Pourtant, les mécanismes précis par lesquels les bactéries influencent l’anaphylaxie alimentaire restaient largement incompris. Une nouvelle étude, menée conjointement par l’Université autonome de Madrid en Espagne et l’Université McMaster au Canada, vient apporter des éléments de réponse. Les chercheurs y identifient clairement deux bactéries des microbiotes buccal et intestinal qui dégradent les principales protéines antigéniques de l’arachide.
Comme l’explique l’équipe dans la revue Cell Host & Microbe : « Nous démontrons que la salive humaine et l’intestin grêle contiennent des bactéries dégradant l’arachide, capables de métaboliser les allergènes immunodominants et de moduler l’immunité spécifique des IgE ».
Au cœur de l’expérience : des bactéries plus fortes que les enzymes

Les microbiotes de notre bouche et de notre tube digestif sont parfois décrits comme un véritable organe métabolique. Ils sont capables de digérer des composés que nos propres enzymes ne peuvent pas décomposer. C’est le cas des allergènes les plus puissants de l’arachide, nommés Ara h 1 et Ara h 2, qui résistent aux enzymes digestives des mammifères.
Pour identifier les micro-organismes capables de réaliser cette dégradation secondaire, les scientifiques ont recruté 19 enfants allergiques aux arachides, âgés de 1 à 14 ans. Tous étaient déjà inscrits à un programme d’immunothérapie orale, un traitement expérimental visant à les désensibiliser. Les chercheurs les ont exposés à différentes concentrations de protéines d’arachide pour analyser leurs réactions, après avoir prélevé des échantillons de salive pour cartographier leur microbiote buccal.
Les résultats ont été clairs. Les enfants qui possédaient dans leur microbiote une plus grande quantité de bactéries se nourrissant de ces protéines ont montré une meilleure tolérance et des réactions allergiques moins sévères. Deux genres bactériens se sont distingués : Rothia et Staphylococcus.

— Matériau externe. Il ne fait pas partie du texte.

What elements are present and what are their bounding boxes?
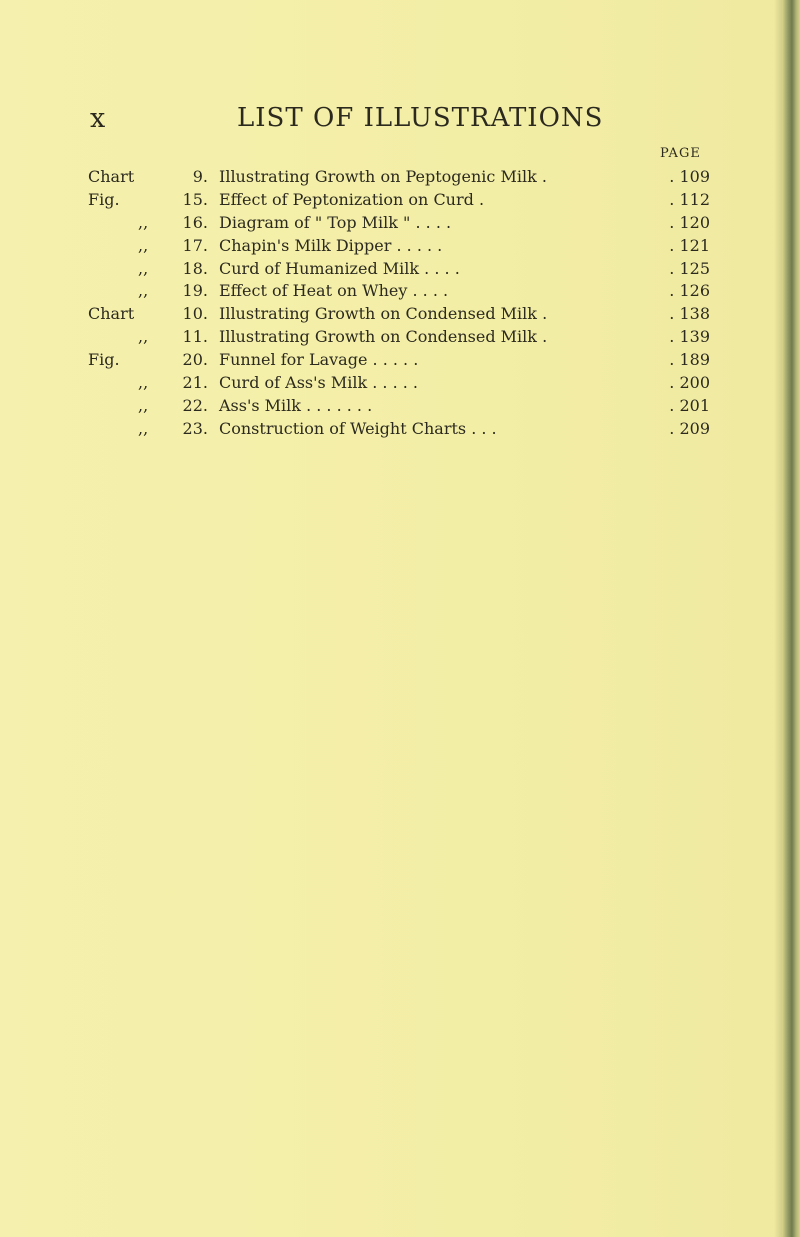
entry-label: ,, [138,327,149,347]
entry-label: Chart [88,304,135,324]
entry-page: . 125 [669,258,710,278]
entry-title: Ass's Milk . . . . . . . [219,395,373,415]
list-item [0,326,760,349]
entry-number: 10. [182,304,208,324]
list-item [0,280,760,303]
entry-page: . 189 [669,350,710,370]
entry-title: Illustrating Growth on Condensed Milk . [219,304,548,324]
entry-page: . 201 [669,395,710,415]
entry-label: Chart [88,167,135,186]
entry-number: 15. [182,189,208,209]
entry-label: ,, [138,212,149,232]
list-item [0,235,760,258]
entry-title: Curd of Humanized Milk . . . . [219,258,460,278]
list-item [0,166,760,189]
entry-title: Chapin's Milk Dipper . . . . . [219,235,443,255]
page-number: x [90,103,107,134]
list-item [0,418,760,441]
entry-number: 17. [182,235,208,255]
entry-number: 23. [182,418,208,438]
entry-title: Diagram of " Top Milk " . . . . [219,212,452,232]
page-edge-shadow [774,0,782,1237]
entry-number: 21. [182,373,208,393]
list-item [0,349,760,372]
entry-number: 19. [182,281,208,301]
page-title: LIST OF ILLUSTRATIONS [237,103,604,133]
entry-number: 18. [182,258,208,278]
entry-label: ,, [138,418,149,438]
entry-title: Construction of Weight Charts . . . [219,418,497,438]
entry-title: Illustrating Growth on Condensed Milk . [219,327,548,347]
book-edge [782,0,800,1237]
page-column-heading: PAGE [660,146,701,161]
entry-number: 11. [182,327,208,347]
entry-label: Fig. [88,189,120,209]
entry-number: 20. [182,350,208,370]
entry-page: . 139 [669,327,710,347]
list-item [0,189,760,212]
entry-number: 16. [182,212,208,232]
entry-label: ,, [138,281,149,301]
entry-label: ,, [138,395,149,415]
entry-label: ,, [138,373,149,393]
list-item [0,372,760,395]
entry-page: . 138 [669,304,710,324]
entry-number: 22. [182,395,208,415]
entry-page: . 126 [669,281,710,301]
illustrations-list [0,166,760,441]
entry-page: . 121 [669,235,710,255]
entry-label: Fig. [88,350,120,370]
entry-number: 9. [192,167,208,186]
entry-page: . 209 [669,418,710,438]
entry-page: . 112 [669,189,710,209]
list-item [0,258,760,281]
entry-title: Curd of Ass's Milk . . . . . [219,373,419,393]
entry-page: . 120 [669,212,710,232]
entry-label: ,, [138,235,149,255]
entry-title: Effect of Heat on Whey . . . . [219,281,449,301]
entry-title: Effect of Peptonization on Curd . [219,189,485,209]
list-item [0,303,760,326]
list-item [0,212,760,235]
entry-title: Illustrating Growth on Peptogenic Milk . [219,167,547,186]
list-item [0,395,760,418]
entry-page: . 200 [669,373,710,393]
entry-title: Funnel for Lavage . . . . . [219,350,419,370]
entry-page: . 109 [669,167,710,186]
entry-label: ,, [138,258,149,278]
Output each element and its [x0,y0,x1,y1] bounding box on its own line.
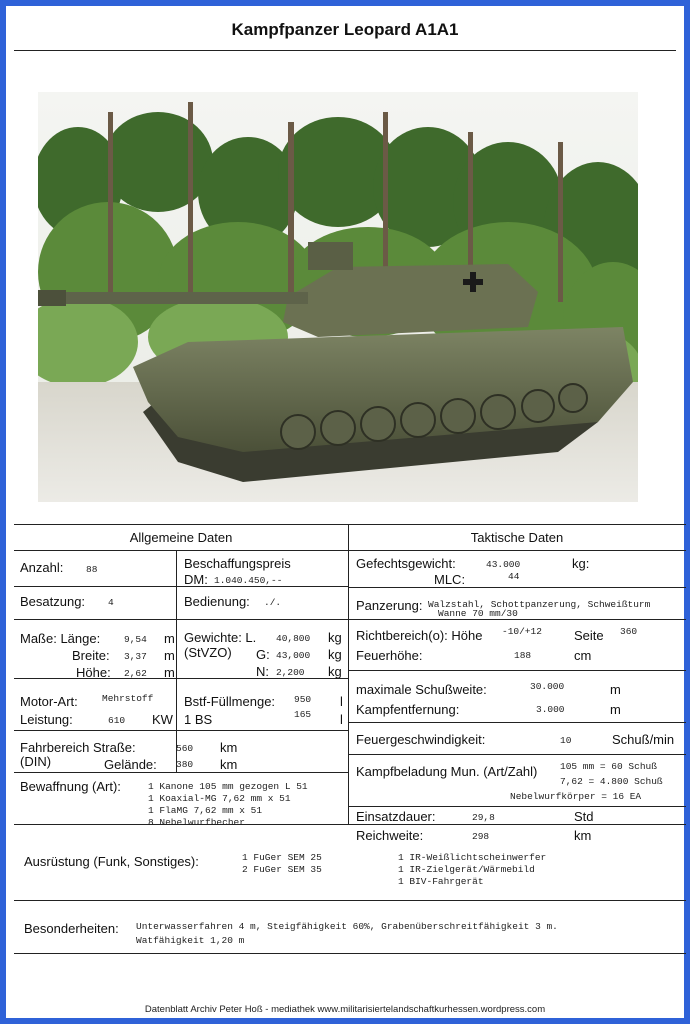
rule [14,524,686,525]
leistung-label: Leistung: [20,712,73,727]
besatzung-label: Besatzung: [20,594,86,609]
ausruestung-item: 2 FuGer SEM 35 [242,864,322,875]
gewicht-n-label: N: [256,664,269,679]
footer-credit: Datenblatt Archiv Peter Hoß - mediathek www.militarisiertelandschaftkurhessen.wordpress.com [144,1004,546,1015]
reichweite-unit: km [574,828,592,843]
reichweite-label: Reichweite: [356,828,424,843]
bs-label: 1 BS [184,712,213,727]
rule [14,900,686,901]
panzerung-value: Walzstahl, Schottpanzerung, Schweißturm [428,599,651,610]
anzahl-label: Anzahl: [20,560,64,575]
bewaffnung-item: 1 FlaMG 7,62 mm x 51 [148,805,263,816]
column-divider [348,524,349,824]
gefechtsgewicht-unit: kg: [572,556,590,571]
gewicht-l-unit: kg [328,630,342,645]
strasse-value: 560 [176,743,194,754]
rule [348,722,686,723]
breite-value: 3,37 [124,651,147,662]
right-header: Taktische Daten [470,530,564,545]
feuerhoehe-unit: cm [574,648,592,663]
beladung-item: 7,62 = 4.800 Schuß [560,776,663,787]
laenge-unit: m [164,631,175,646]
bstf-label: Bstf-Füllmenge: [184,694,276,709]
mlc-value: 44 [508,571,520,582]
ausruestung-item: 1 BIV-Fahrgerät [398,876,484,887]
ausruestung-item: 1 IR-Zielgerät/Wärmebild [398,864,535,875]
feuergeschw-label: Feuergeschwindigkeit: [356,732,486,747]
hoehe-label: Höhe: [76,665,111,680]
besonderheiten-line: Unterwasserfahren 4 m, Steigfähigkeit 60%, Grabenüberschreitfähigkeit 3 m. [136,921,558,932]
seite-value: 360 [620,626,638,637]
feuergeschw-value: 10 [560,735,572,746]
einsatzdauer-unit: Std [574,809,594,824]
rule [14,953,686,954]
breite-label: Breite: [72,648,110,663]
laenge-value: 9,54 [124,634,147,645]
title-divider [14,50,676,51]
din-label: (DIN) [20,754,52,769]
dm-label: DM: [184,572,208,587]
feuerhoehe-value: 188 [514,650,532,661]
bedienung-label: Bedienung: [184,594,250,609]
fahrbereich-label: Fahrbereich Straße: [20,740,136,755]
laenge-label: Maße: Länge: [20,631,101,646]
schussweite-label: maximale Schußweite: [356,682,487,697]
motor-value: Mehrstoff [102,693,154,704]
besonderheiten-line: Watfähigkeit 1,20 m [136,935,245,946]
hoehe-unit: m [164,665,175,680]
gelaende-value: 380 [176,759,194,770]
anzahl-value: 88 [86,564,98,575]
einsatzdauer-label: Einsatzdauer: [356,809,436,824]
strasse-unit: km [220,740,238,755]
bstf-value: 950 [294,694,312,705]
data-table [14,524,686,954]
seite-label: Seite [574,628,604,643]
bewaffnung-item: 1 Koaxial-MG 7,62 mm x 51 [148,793,291,804]
gewicht-n-value: 2,200 [276,667,305,678]
gewicht-g-value: 43,000 [276,650,311,661]
reichweite-value: 298 [472,831,490,842]
column-divider [176,550,177,772]
rule [348,619,686,620]
schussweite-unit: m [610,682,621,697]
left-header: Allgemeine Daten [129,530,233,545]
hoehe-value: 2,62 [124,668,147,679]
tank-photo [38,92,638,502]
schussweite-value: 30.000 [530,681,565,692]
kampfbeladung-label: Kampfbeladung Mun. (Art/Zahl) [356,764,538,779]
gewicht-l-value: 40,800 [276,633,311,644]
beschaffung-label: Beschaffungspreis [184,556,291,571]
ausruestung-item: 1 IR-Weißlichtscheinwerfer [398,852,547,863]
beladung-item: Nebelwurfkörper = 16 EA [510,791,642,802]
tank-photo-graphic [38,92,638,502]
rule [14,730,348,731]
rule [14,772,348,773]
rule [14,550,686,551]
kampfentfernung-value: 3.000 [536,704,565,715]
mlc-label: MLC: [434,572,466,587]
gefechtsgewicht-label: Gefechtsgewicht: [356,556,456,571]
panzerung-value-2: Wanne 70 mm/30 [438,608,518,619]
kampfentfernung-label: Kampfentfernung: [356,702,460,717]
kampfentfernung-unit: m [610,702,621,717]
bewaffnung-item: 8 Nebelwurfbecher [148,817,245,828]
richtbereich-label: Richtbereich(o): Höhe [356,628,483,643]
ausruestung-item: 1 FuGer SEM 25 [242,852,322,863]
besatzung-value: 4 [108,597,114,608]
gelaende-label: Gelände: [104,757,157,772]
gewichte-label: Gewichte: L. [184,630,257,645]
feuergeschw-unit: Schuß/min [612,732,675,747]
feuerhoehe-label: Feuerhöhe: [356,648,423,663]
bewaffnung-item: 1 Kanone 105 mm gezogen L 51 [148,781,308,792]
stvzo-label: (StVZO) [184,645,232,660]
leistung-unit: KW [152,712,173,727]
rule [348,670,686,671]
dm-value: 1.040.450,-- [214,575,283,586]
rule [14,678,348,679]
ausruestung-label: Ausrüstung (Funk, Sonstiges): [24,854,199,869]
beladung-item: 105 mm = 60 Schuß [560,761,657,772]
page-title: Kampfpanzer Leopard A1A1 [231,20,459,39]
einsatzdauer-value: 29,8 [472,812,495,823]
bstf-unit: l [340,694,343,709]
bedienung-value: ./. [264,597,282,608]
gewicht-n-unit: kg [328,664,342,679]
bs-unit: l [340,712,343,727]
rule [348,754,686,755]
gewicht-g-unit: kg [328,647,342,662]
breite-unit: m [164,648,175,663]
richt-hoehe-value: -10/+12 [502,626,542,637]
leistung-value: 610 [108,715,126,726]
bs-value: 165 [294,709,312,720]
panzerung-label: Panzerung: [356,598,423,613]
gefechtsgewicht-value: 43.000 [486,559,521,570]
motor-label: Motor-Art: [20,694,78,709]
bewaffnung-label: Bewaffnung (Art): [20,779,121,794]
besonderheiten-label: Besonderheiten: [24,921,119,936]
gelaende-unit: km [220,757,238,772]
rule [348,806,686,807]
rule [14,824,686,825]
gewicht-g-label: G: [256,647,270,662]
rule [14,619,348,620]
rule [348,587,686,588]
rule [14,586,348,587]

À l’inverse, les enfants réagissant le plus fortement présentaient de plus faibles proportions de ces bactéries.
De l’éprouvette à la souris : des preuves solides

Pour confirmer ces observations, l’équipe a mené des expériences complémentaires en laboratoire. En isolant des espèces de Rothia et de Staphylococcus, ils ont constaté qu’elles dégradaient efficacement les allergènes de l’arachide in vitro. Les protéines ainsi modifiées par les bactéries provoquaient une fixation réduite des IgE et limitaient l’activation des mastocytes, le point de départ de la réaction allergique. Cet effet s’est révélé particulièrement marqué avec la bactérie Rothia.
Une dernière expérience a été menée sur des modèles de souris sujettes à l’anaphylaxie à l’arachide. Les chercheurs ont colonisé le microbiote de ces animaux avec des souches de Rothia. Après une exposition à l’arachide, ces souris ont présenté des taux d’allergènes Ara h 1 et 2 significativement réduits, à la fois localement et dans tout l’organisme. En conséquence, leur risque d’anaphylaxie était lui aussi nettement atténué.
Vers de nouvelles stratégies thérapeutiques ?

L’ensemble de ces résultats ouvre une voie prometteuse pour la prise en charge de l’allergie à l’arachide. Des stratégies ciblant le microbiote, que ce soit dans la bouche ou l’intestin, pourraient constituer une nouvelle approche thérapeutique. Cette piste pourrait également s’appliquer aux allergies à d’autres fruits à coque possédant des allergènes de structure similaire.
Au-delà du traitement, les observations de l’équipe suggèrent une autre application potentielle. Le profil du microbiote oral d’une personne pourrait un jour servir de marqueur prédictif. Analyser la présence et la quantité de ces bactéries clés permettrait d’évaluer le seuil de tolérance d’un patient face à l’arachide, une information précieuse pour la gestion de son allergie au quotidien.